By adhering to evidence-based medicine guidelines, physicians can earn higher rewards while participating in risk-based payment models, such as an ACO enrolled in track 2 or track 3 of the MSSP, or a Medicare Advantage plan administered by a private insurer. As reimbursement models continue to add value-based metrics, physicians will demand ready access to evidence-based protocols to guide preventive care efforts, better manage patients with chronic conditions, and minimizing unnecessary interventions.

Challenges to adopting evidence-based medicine

Despite aligned financial incentives and well-intentioned clinical practice guidelines, physicians are sometimes slow to utilize evidence-based medicine in clinical practice. This is especially true when new evidence challenges conventional wisdom.

Consider, for example, a well-publicized study that examined invasive therapy for stable coronary artery disease. In 2007, strong evidence emerged that found a three-drug therapy for chronic stable angina could be as effective as invasive placement of a coronary stent. However, a decade later, cardiologists acknowledge that the (less-expensive) three-drug therapy remains underutilized, while stents were overutilized. Indeed, as recently as 2016 the American College of Cardiology reported that close to 50 percent of stents for non-acute patients were placed without appropriate indications.

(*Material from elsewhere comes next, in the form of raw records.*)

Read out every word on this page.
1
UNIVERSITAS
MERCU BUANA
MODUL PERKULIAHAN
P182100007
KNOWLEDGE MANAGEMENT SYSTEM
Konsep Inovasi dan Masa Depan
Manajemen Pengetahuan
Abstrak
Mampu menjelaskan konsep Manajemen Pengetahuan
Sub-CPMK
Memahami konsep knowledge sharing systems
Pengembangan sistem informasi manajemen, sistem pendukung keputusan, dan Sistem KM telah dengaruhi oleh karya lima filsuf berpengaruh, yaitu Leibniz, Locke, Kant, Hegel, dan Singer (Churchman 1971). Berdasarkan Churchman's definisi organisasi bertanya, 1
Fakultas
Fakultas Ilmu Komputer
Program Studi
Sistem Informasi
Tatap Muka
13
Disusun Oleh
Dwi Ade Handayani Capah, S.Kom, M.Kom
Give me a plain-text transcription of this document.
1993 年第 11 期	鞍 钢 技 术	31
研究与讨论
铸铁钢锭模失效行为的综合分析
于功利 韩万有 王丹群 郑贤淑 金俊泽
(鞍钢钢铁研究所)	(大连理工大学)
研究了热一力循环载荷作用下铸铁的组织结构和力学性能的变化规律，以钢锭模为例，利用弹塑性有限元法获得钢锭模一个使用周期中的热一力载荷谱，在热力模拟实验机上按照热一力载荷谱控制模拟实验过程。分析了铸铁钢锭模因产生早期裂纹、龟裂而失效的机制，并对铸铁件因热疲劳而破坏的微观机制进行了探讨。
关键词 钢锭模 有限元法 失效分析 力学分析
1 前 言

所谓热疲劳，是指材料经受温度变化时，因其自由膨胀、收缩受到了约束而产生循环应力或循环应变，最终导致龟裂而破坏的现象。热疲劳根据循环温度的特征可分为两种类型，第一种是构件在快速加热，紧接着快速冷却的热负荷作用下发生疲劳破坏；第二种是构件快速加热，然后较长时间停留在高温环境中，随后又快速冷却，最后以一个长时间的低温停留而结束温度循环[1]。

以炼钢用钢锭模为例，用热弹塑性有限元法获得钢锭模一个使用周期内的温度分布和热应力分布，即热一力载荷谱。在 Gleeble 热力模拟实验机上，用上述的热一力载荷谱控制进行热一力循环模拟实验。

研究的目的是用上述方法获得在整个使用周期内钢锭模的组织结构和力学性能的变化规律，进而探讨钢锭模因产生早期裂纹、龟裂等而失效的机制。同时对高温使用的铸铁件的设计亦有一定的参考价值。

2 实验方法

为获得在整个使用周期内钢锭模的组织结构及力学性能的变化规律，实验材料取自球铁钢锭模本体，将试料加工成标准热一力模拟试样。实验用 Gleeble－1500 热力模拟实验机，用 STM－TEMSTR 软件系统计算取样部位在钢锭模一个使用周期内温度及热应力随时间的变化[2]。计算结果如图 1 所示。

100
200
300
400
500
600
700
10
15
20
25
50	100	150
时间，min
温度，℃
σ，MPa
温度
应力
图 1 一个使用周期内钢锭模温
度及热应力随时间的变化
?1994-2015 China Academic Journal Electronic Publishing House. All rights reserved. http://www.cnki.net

Despite strong evidence, physicians often take years to change practice habits. Evidence adoption is further delayed when doctors cannot easily translate population-based guidelines to the unique needs or preferences of an individual patient. Making the best and most meaningful evidence guidance applicable to a specific patient is hardly straightforward, as suggested in a recent systematic review of 48 studies and over 13,000 clinicians. According to the authors, clinicians overestimate the benefit of a test or treatment 32 percent of the time and underestimate the risk of harm 34 percent of the time.

Leveraging curated evidence to achieve clinical and financial goals

The incorporation of evidence-based medicine into everyday practice remains a challenge, but physicians now have increased access to more tools to help them evaluate the relative value of different interventions.

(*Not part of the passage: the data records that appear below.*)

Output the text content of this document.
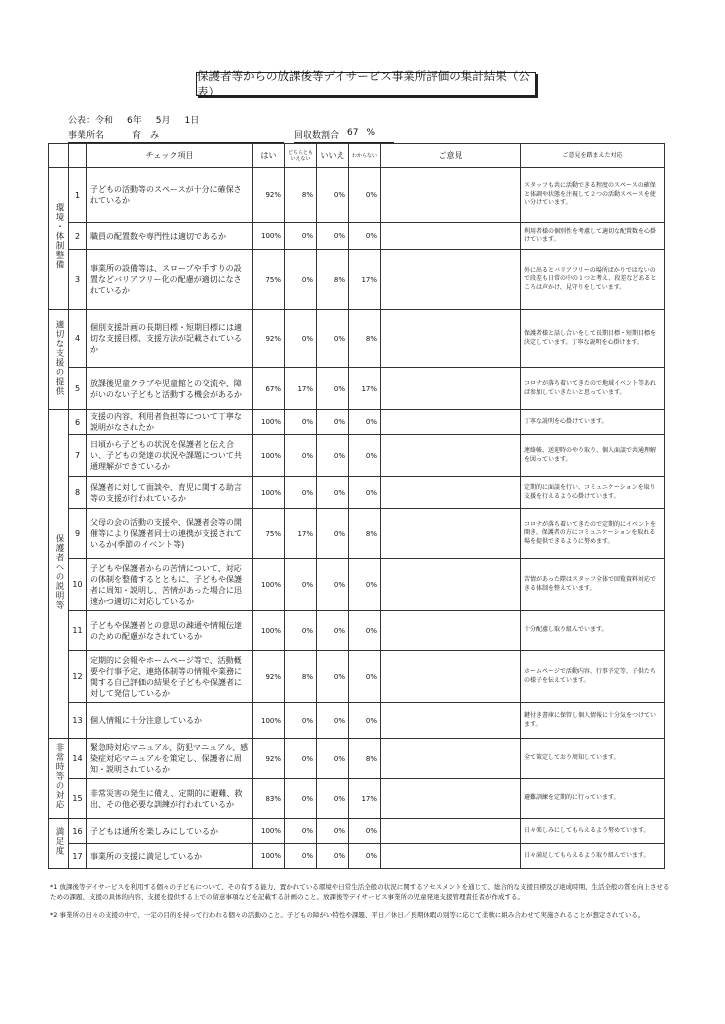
保護者等からの放課後等デイサービス事業所評価の集計結果（公表）
公表：令和 6年 5月 1日
事業所名	育　み	回収数割合 67 %
		チェック項目	はい	どちらともいえない	いいえ	わからない	ご意見	ご意見を踏まえた対応
環境・体制整備	1	子どもの活動等のスペースが十分に確保されているか	92%	8%	0%	0%		スタッフも共に活動できる程度のスペースの確保と体調や状態を注視して２つの活動スペースを使い分けています。
	2	職員の配置数や専門性は適切であるか	100%	0%	0%	0%		利用者様の個別性を考慮して適切な配置数を心掛けています。
	3	事業所の設備等は、スロープや手すりの設置などバリアフリー化の配慮が適切になされているか	75%	0%	8%	17%		外に出るとバリアフリーの場所ばかりではないので段差も日常の中の１つと考え、段差などあるところは声かけ、見守りをしています。
適切な支援の提供	4	個別支援計画の長期目標・短期目標には適切な支援目標、支援方法が記載されているか	92%	0%	0%	8%		保護者様と話し合いをして長期目標・短期目標を決定しています。丁寧な説明を心掛けます。
	5	放課後児童クラブや児童館との交流や、障がいのない子どもと活動する機会があるか	67%	17%	0%	17%		コロナが落ち着いてきたので地域イベント等あれば参加していきたいと思っています。
保護者への説明等	6	支援の内容、利用者負担等について丁寧な説明がなされたか	100%	0%	0%	0%		丁寧な説明を心掛けています。
	7	日頃から子どもの状況を保護者と伝え合い、子どもの発達の状況や課題について共通理解ができているか	100%	0%	0%	0%		連絡帳、送迎時のやり取り、個人面談で共通理解を図っています。
	8	保護者に対して面談や、育児に関する助言等の支援が行われているか	100%	0%	0%	0%		定期的に面談を行い、コミュニケーションを取り支援を行えるよう心掛けています。
	9	父母の会の活動の支援や、保護者会等の開催等により保護者同士の連携が支援されているか(季節のイベント等)	75%	17%	0%	8%		コロナが落ち着いてきたので定期的にイベントを開き、保護者の方にコミュニケーションを取れる場を提供できるように努めます。
	10	子どもや保護者からの苦情について、対応の体制を整備するとともに、子どもや保護者に周知・説明し、苦情があった場合に迅速かつ適切に対応しているか	100%	0%	0%	0%		苦情があった際はスタッフ全体で回覧資料対応できる体制を整えています。
	11	子どもや保護者との意思の疎通や情報伝達のための配慮がなされているか	100%	0%	0%	0%		十分配慮し取り組んでいます。
	12	定期的に会報やホームページ等で、活動概要や行事予定、連絡体制等の情報や業務に関する自己評価の結果を子どもや保護者に対して発信しているか	92%	8%	0%	0%		ホームページで活動内容、行事予定等、子供たちの様子を伝えています。
	13	個人情報に十分注意しているか	100%	0%	0%	0%		鍵付き書庫に保管し個人情報に十分気をつけています。
非常時等の対応	14	緊急時対応マニュアル、防犯マニュアル、感染症対応マニュアルを策定し、保護者に周知・説明されているか	92%	0%	0%	8%		全て策定しており周知しています。
	15	非常災害の発生に備え、定期的に避難、救出、その他必要な訓練が行われているか	83%	0%	0%	17%		避難訓練を定期的に行っています。
満足度	16	子どもは通所を楽しみにしているか	100%	0%	0%	0%		日々楽しみにしてもらえるよう努めています。
	17	事業所の支援に満足しているか	100%	0%	0%	0%		日々満足してもらえるよう取り組んでいます。

*1 放課後等デイサービスを利用する個々の子どもについて、その有する能力、置かれている環境や日常生活全般の状況に関するアセスメントを通じて、総合的な支援目標及び達成時期、生活全般の質を向上させるための課題、支援の具体的内容、支援を提供する上での留意事項などを記載する計画のこと。放課後等デイサービス事業所の児童発達支援管理責任者が作成する。

*2 事業所の日々の支援の中で、一定の目的を持って行われる個々の活動のこと。子どもの障がい特性や課題、平日／休日／長期休暇の別等に応じて柔軟に組み合わせて実施されることが想定されている。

Consider the Choosing Wisely campaign, which the American Board of Internal Medicine launched in 2012. ABIM publishes a list that includes specialty society warnings about several hundred tests or treatments that should be avoided under specific circumstances. Physicians able to stay abreast of pertinent details related to their specialty are more likely to select interventions that improve care and optimize resources.

Other sources of evidence-based guidelines include the Cochrane Collaboration, specialty society “journal clubs,” and commercial providers of order sets and care plans. Such organizations perform systematic evaluations of new studies to assess their importance for patient outcomes. In addition, Right Care Alliance, the NNT, and similar coalitions work to identify and reduce overutilized healthcare interventions by clarifying the risks and benefits of various tests and treatments.

By arming physicians with evidence-based guidelines, they are better-equipped to make clinical decisions that are cost-effective and drive high-quality outcomes. In order to achieve Triple Aim goals and value-based care objectives, healthcare organizations must leverage available technologies and resources and give their physicians ready-access to the most current evidence-based data.

Ross Ellis, MD is an ABIM-board certified internist and medical director at Zynx Health to help implement evidence-based care guidance across a broad range of health systems in the U.S., Canada, and the Middle East. In his own practice in eastern Pennsylvania he has helped manage clinical decision support for EHR-based workflows. Ellis completed an MD degree, MPH degree, and residency training at Columbia University.